I may not know a lot about audio, but I am a photographer. I know for a fact that downsampling an image reduces the quality of that image. There is a reason that the technical term for downsampling is "decimation". You lose data. How can you lose data and say that the sound quality is unaffected?
Here's the (very approximate) photographic analogy. You take have a photo that is 6000 pixels wide by 4000 pixels high. You make a print without resampling. If you make it big enough, and stand close enough, you'll eventually see individual pixels. But if you make an 8x10 and hold it at arms length it's impossible to see pixels no matter how good your eyes are. Now you make a 6x4 print. Can you see any of the 6000 pixels holding 6x4 at any distance? If you down-sampled that to image to, say 2000 x 1300 pixels and made a 6x4 print, could you see pixels at any normal distance? Our hearing is like a 6x4 print. You can have more data in it, but if you can't see it, what's the point? You can even increase the dynamic range of the original by making it 16 bits per channel, but a print can't reproduce that dynamic range, not even close, so again, what's the point? (Don't beat me up over having 16/channel and more res for post processing a photo, that's NOT what we're talking about...we're talking about the viewable print.)

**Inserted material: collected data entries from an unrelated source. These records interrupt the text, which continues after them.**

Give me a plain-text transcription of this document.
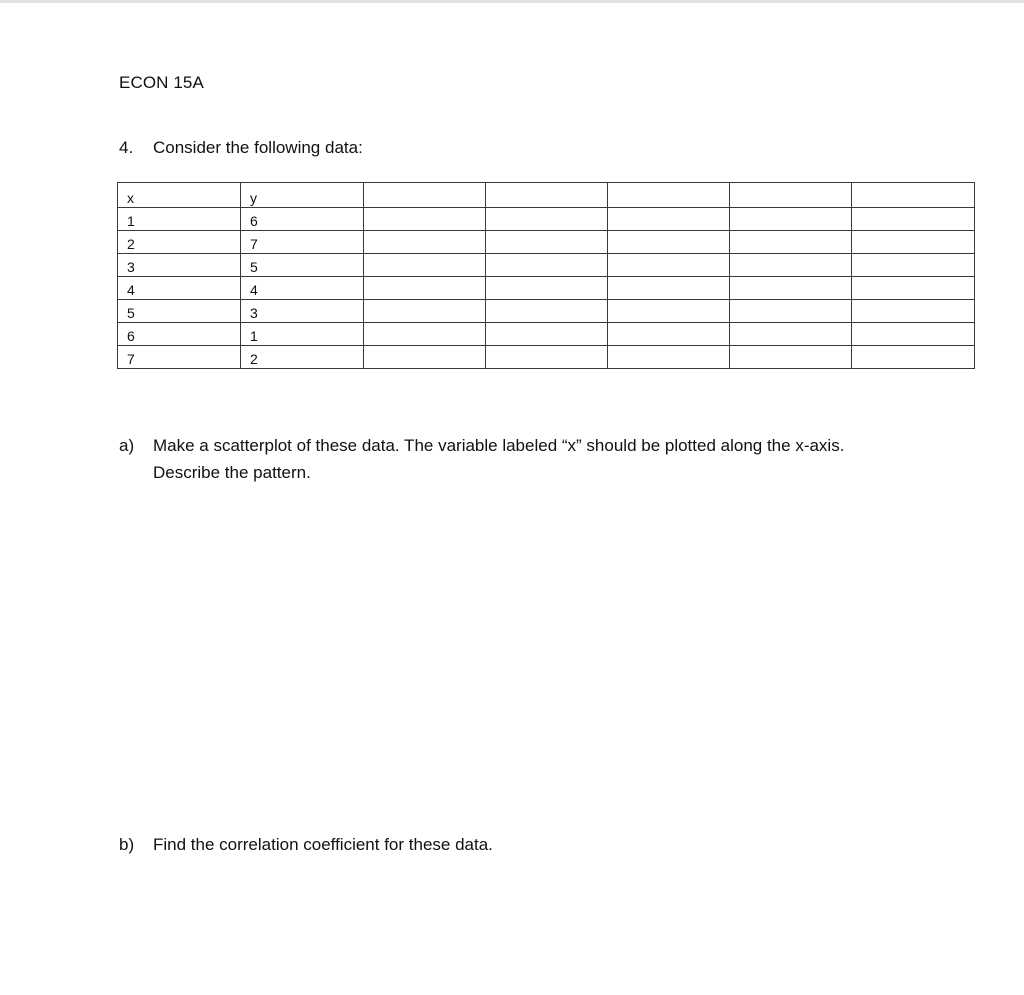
ECON 15A
4. Consider the following data:
x	y					
1	6					
2	7					
3	5					
4	4					
5	3					
6	1					
7	2					
a) Make a scatterplot of these data. The variable labeled “x” should be plotted along the x-axis.
Describe the pattern.
b) Find the correlation coefficient for these data.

Now, that analogy is really bad, because hearing and vision do not work the same way. You also have a big problem with where that 24/96 file came from in the first place. The bulk of them, and I mean really most of them, came from some form of up-sampling of a lower res original. You create more data that way but not more perceivable information. It's like taking a 2000x1300 pixel 6x4 print and up-sampling it to 6000x4000 and printing it again. You couldn't see the pixels in the first place, so what have you done? When you up-sample an image, do you create more detail? Nope, you just interpolate between pixels. Again, not the best analogy, but you're a photographer and might make the connection.
But lets not spend any energy beating up the analogy and why it's flawed. The three things everyone should know about hi-res audio is: 1. most of it is not traceable to a high-res original at all, those that are may still not contain any useful audio information because the original was limited by things like microphone performance, etc. 2. It's almost impossible to deliver ultrasonic information to the listener. Speakers, even those with "usable response" to 30kHz aren't really doing it, the ultrasonic dispersion pattern is like a pencil beam. If you do get it to hit your ears, you'll soon move out of the beam. Everything in the room is an effective ultrasonic absorber too, so there's no spraying it around, no off-axis response. Headphone/earphone response must follow a non-flat target curve. What's that curve in the area that we can't hear? Nobody has any idea. 3. The the elephant in the room: is it really audibly different? Scientific support of high-res audibility is extremely thin, questionable, and in many test cases, not repeatable.
So, that high-res data may just be interpolation of low res data, we can't get ultrasonic info to our hears, certainly at any "correct" level even if there was any in the first place, and we can't prove audibility anyway.
So what are "we" "hearing"? Absent overwhelming audibility data, but present well established understanding of expectation bias and placebo, we're hearing what we want to and expect to hear.
Compare that to the clear and unmistakable audibility of mono vs stereo, for example. See what I mean?